I agree that keeping it easy to use for newbies will be important. If the foundation is strong then building out new Components (whether by Realmac, third-party, or the DIYer) can be a very powerful way to build websites.
Yes, today I can use Cursor or Bolt to build a website. However, it is still fiddly and not intuitive for newer website builders. To be honest, while I use tools like those I am a visual guy and Elements has the promise of letting me build in nice visual blocks. I like that.
Plus, there are many things that Realmac can do to make it even easier…yes…with AI…without taking on integrating it fulling inside of Elements. Heck, powering the Help function or even an Elements Help website with a trained GenAI tool can hugely help people in the usage of Elements. I still have to help people to understand the process of getting a domain and setting up a website then connecting Rapidweaver to it for publishing. A GenAI help agent could eliminate the need for me in that and many other parts of the process. And that can be done today…for Rapidweaver itself even.

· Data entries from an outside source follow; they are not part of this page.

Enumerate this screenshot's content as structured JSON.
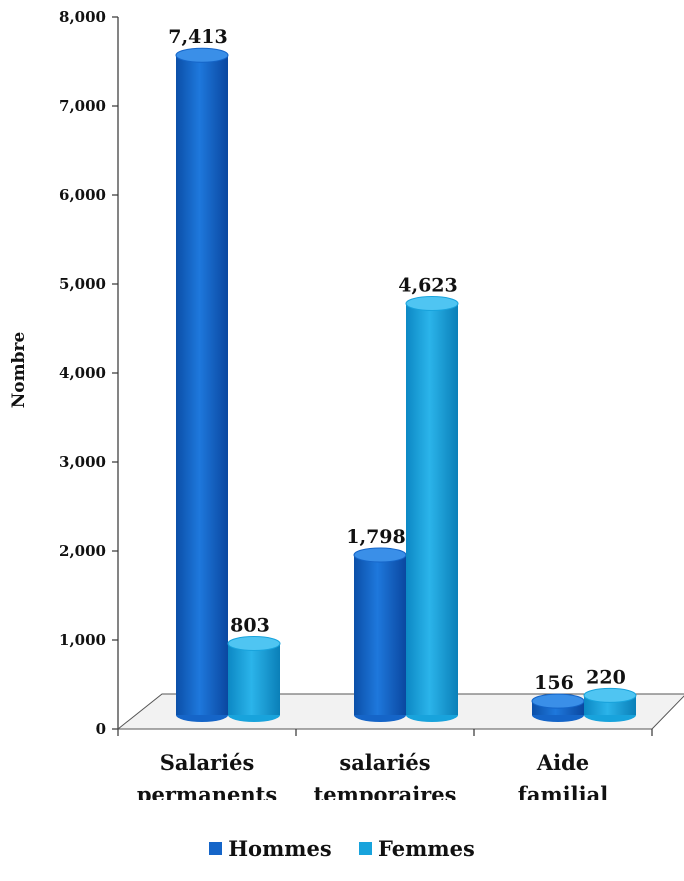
{
  "colors": {
    "hommes": "#1565C8",
    "femmes": "#18A3DC"
  },
  "chart_data": {
    "type": "bar",
    "categories": [
      "Salariés permanents",
      "salariés temporaires",
      "Aide familial"
    ],
    "category_lines": [
      [
        "Salariés",
        "permanents"
      ],
      [
        "salariés",
        "temporaires"
      ],
      [
        "Aide",
        "familial"
      ]
    ],
    "series": [
      {
        "name": "Hommes",
        "values": [
          7413,
          1798,
          156
        ],
        "labels": [
          "7,413",
          "1,798",
          "156"
        ]
      },
      {
        "name": "Femmes",
        "values": [
          803,
          4623,
          220
        ],
        "labels": [
          "803",
          "4,623",
          "220"
        ]
      }
    ],
    "title": "",
    "xlabel": "",
    "ylabel": "Nombre",
    "ylim": [
      0,
      8000
    ],
    "yticks": [
      "0",
      "1,000",
      "2,000",
      "3,000",
      "4,000",
      "5,000",
      "6,000",
      "7,000",
      "8,000"
    ],
    "legend_position": "bottom",
    "grid": false
  }
}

As a live example, I created a custom GPT trained on a product’s documentation and gave it to the users. The forum is very quiet now. Now you only hear from people asking the developers when the next version or feature is being released or from new people that do not yet know about the GPT. It is very powerful stuff.
The v1 Components will be included in the app so your existing projects will work, however they will be hidden in the library to stop them being used for new projects.
The V2 Component settings are widely different, so unfortunately you’ll need re-build your site using them. Sorry for the inconvenience, but it’s better we make sure they are the best they can be before we ship the product in public!